Tullow’s 2018 revenue reached $1.8 billion, according to its latest Trading Statement released on Wednesday January 16, 2019
The oil company also recorded additional proceeds of 0.2 billion dollars from Corporate Business Interruption insurance.
Again, the Trading Statement said that Tullow’s net debt at the end of 2018 is estimated at 3.1 billion dollars.
Commenting on the company’s performance, the CEO of Tullow Paul McDade said: “Tullow is well-placed to deliver on its growth ambitions. In 2019, we will increase oil production in West Africa, target Final Investment Decisions in East Africa and drill the first wells in an exciting exploration campaign in Guyana. Despite a volatile oil price, Tullow’s improved balance sheet, low cost production and strong cash flow generation, even at lower oil prices, will allow us to both invest for growth and pay a sustainable dividend.”

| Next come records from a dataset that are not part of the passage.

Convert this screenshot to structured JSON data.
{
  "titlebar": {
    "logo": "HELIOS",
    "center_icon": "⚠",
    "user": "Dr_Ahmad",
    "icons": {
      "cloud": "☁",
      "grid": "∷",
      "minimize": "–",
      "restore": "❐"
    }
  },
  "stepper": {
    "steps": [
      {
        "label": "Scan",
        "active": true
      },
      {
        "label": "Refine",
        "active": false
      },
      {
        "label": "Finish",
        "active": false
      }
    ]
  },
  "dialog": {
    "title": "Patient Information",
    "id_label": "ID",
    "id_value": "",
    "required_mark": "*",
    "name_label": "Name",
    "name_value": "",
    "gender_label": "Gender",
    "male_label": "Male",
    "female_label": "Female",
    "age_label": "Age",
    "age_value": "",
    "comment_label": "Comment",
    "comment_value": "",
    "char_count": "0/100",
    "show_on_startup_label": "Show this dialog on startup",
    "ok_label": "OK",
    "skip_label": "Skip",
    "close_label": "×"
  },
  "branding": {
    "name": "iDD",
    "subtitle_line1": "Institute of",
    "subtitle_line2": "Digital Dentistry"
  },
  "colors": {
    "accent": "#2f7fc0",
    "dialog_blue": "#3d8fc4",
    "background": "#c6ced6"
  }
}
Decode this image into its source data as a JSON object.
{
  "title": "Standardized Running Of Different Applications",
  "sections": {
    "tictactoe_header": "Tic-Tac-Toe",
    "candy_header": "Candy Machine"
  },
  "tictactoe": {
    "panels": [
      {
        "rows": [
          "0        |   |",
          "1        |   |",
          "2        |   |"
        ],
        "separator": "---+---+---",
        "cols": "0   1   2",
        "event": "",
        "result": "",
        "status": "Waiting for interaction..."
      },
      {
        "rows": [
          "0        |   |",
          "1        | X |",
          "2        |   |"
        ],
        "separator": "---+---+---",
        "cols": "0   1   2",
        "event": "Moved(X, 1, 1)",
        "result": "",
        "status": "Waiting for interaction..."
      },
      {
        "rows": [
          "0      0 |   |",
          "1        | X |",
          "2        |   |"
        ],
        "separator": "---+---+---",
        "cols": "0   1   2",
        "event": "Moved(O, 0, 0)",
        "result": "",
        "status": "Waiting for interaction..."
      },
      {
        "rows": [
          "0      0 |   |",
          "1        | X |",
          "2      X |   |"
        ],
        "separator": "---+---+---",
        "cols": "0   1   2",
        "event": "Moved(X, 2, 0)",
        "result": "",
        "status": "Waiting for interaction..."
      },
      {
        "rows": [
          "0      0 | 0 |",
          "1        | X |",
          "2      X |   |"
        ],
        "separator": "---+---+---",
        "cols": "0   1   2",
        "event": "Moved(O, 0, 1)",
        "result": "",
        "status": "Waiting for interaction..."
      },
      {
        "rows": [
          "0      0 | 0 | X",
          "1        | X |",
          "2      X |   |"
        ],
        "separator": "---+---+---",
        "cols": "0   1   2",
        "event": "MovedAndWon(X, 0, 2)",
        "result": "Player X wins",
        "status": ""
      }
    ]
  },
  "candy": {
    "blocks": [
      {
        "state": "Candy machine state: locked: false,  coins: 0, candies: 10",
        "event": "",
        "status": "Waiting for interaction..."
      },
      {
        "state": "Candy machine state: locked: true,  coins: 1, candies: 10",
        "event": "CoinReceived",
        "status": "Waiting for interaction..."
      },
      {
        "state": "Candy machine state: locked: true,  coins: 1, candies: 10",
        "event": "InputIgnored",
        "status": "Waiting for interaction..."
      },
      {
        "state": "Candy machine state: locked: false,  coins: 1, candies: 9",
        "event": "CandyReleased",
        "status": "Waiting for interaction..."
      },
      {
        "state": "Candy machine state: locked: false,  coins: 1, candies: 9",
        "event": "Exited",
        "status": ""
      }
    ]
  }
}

Narrowing down to the company’s operations in West Africa, he indicated that oil assets performed solidly and delivered net production of 88,200 bopd in line with expectations.

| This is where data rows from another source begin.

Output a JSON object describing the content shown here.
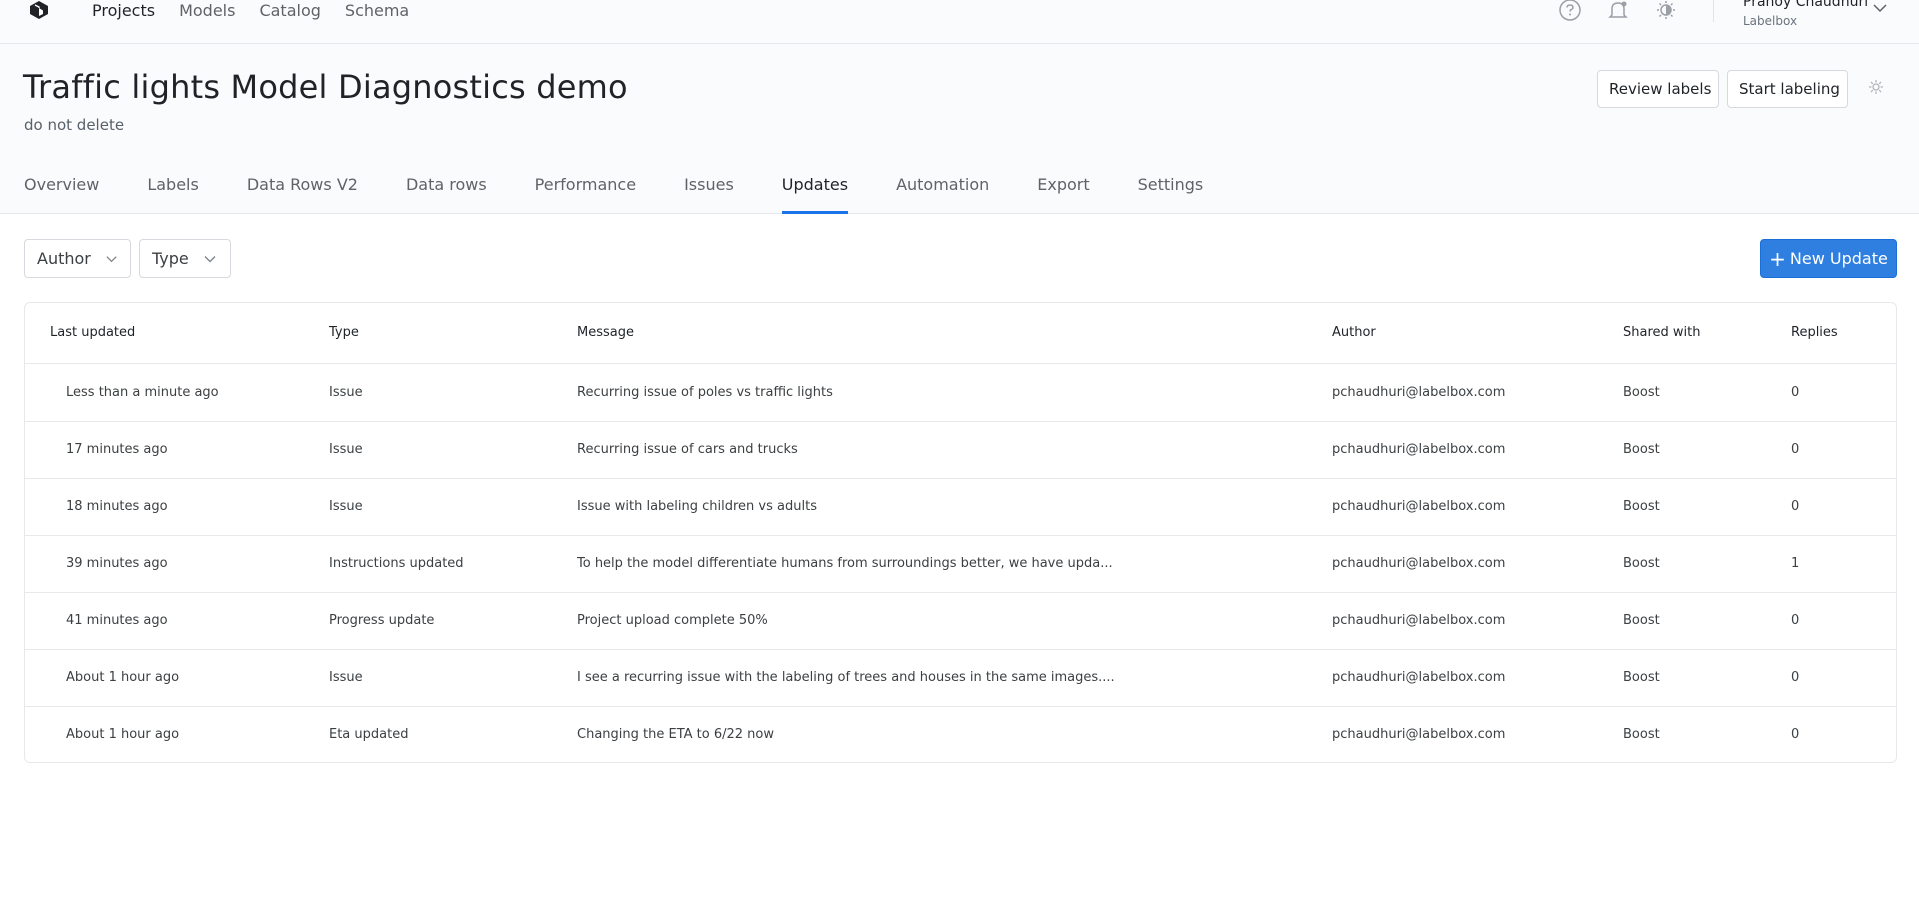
{
  "topnav": {
    "items": [
      "Projects",
      "Models",
      "Catalog",
      "Schema"
    ],
    "active": "Projects"
  },
  "user": {
    "name": "Pranoy Chaudhuri",
    "org": "Labelbox"
  },
  "header": {
    "title": "Traffic lights Model Diagnostics demo",
    "subtitle": "do not delete",
    "review_label": "Review labels",
    "start_label": "Start labeling"
  },
  "tabs": [
    "Overview",
    "Labels",
    "Data Rows V2",
    "Data rows",
    "Performance",
    "Issues",
    "Updates",
    "Automation",
    "Export",
    "Settings"
  ],
  "active_tab": "Updates",
  "filters": {
    "author": "Author",
    "type": "Type"
  },
  "new_update_label": "New Update",
  "accent_color": "#2f7fe1",
  "table": {
    "columns": [
      "Last updated",
      "Type",
      "Message",
      "Author",
      "Shared with",
      "Replies"
    ],
    "rows": [
      [
        "Less than a minute ago",
        "Issue",
        "Recurring issue of poles vs traffic lights",
        "pchaudhuri@labelbox.com",
        "Boost",
        "0"
      ],
      [
        "17 minutes ago",
        "Issue",
        "Recurring issue of cars and trucks",
        "pchaudhuri@labelbox.com",
        "Boost",
        "0"
      ],
      [
        "18 minutes ago",
        "Issue",
        "Issue with labeling children vs adults",
        "pchaudhuri@labelbox.com",
        "Boost",
        "0"
      ],
      [
        "39 minutes ago",
        "Instructions updated",
        "To help the model differentiate humans from surroundings better, we have upda...",
        "pchaudhuri@labelbox.com",
        "Boost",
        "1"
      ],
      [
        "41 minutes ago",
        "Progress update",
        "Project upload complete 50%",
        "pchaudhuri@labelbox.com",
        "Boost",
        "0"
      ],
      [
        "About 1 hour ago",
        "Issue",
        "I see a recurring issue with the labeling of trees and houses in the same images....",
        "pchaudhuri@labelbox.com",
        "Boost",
        "0"
      ],
      [
        "About 1 hour ago",
        "Eta updated",
        "Changing the ETA to 6/22 now",
        "pchaudhuri@labelbox.com",
        "Boost",
        "0"
      ]
    ]
  }
}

This includes production-equivalent insurance payments of 8,600 bopd from Tullow’s Corporate Business Interruption insurance.
Working interest gas production averaged 1,800 boepd for the full year resulting in overall Group net production of 90,000 boepd.
In 2019, overall working interest oil production, including production-equivalent insurance payments, is expected to average between 93,000 and 101,000 bopd. Working interest gas production exported from TEN Fields in Ghana is expected to average 1,000 boepd. Overall Group net production is therefore expected to be in the range of 94,000 to 102,000 boepd.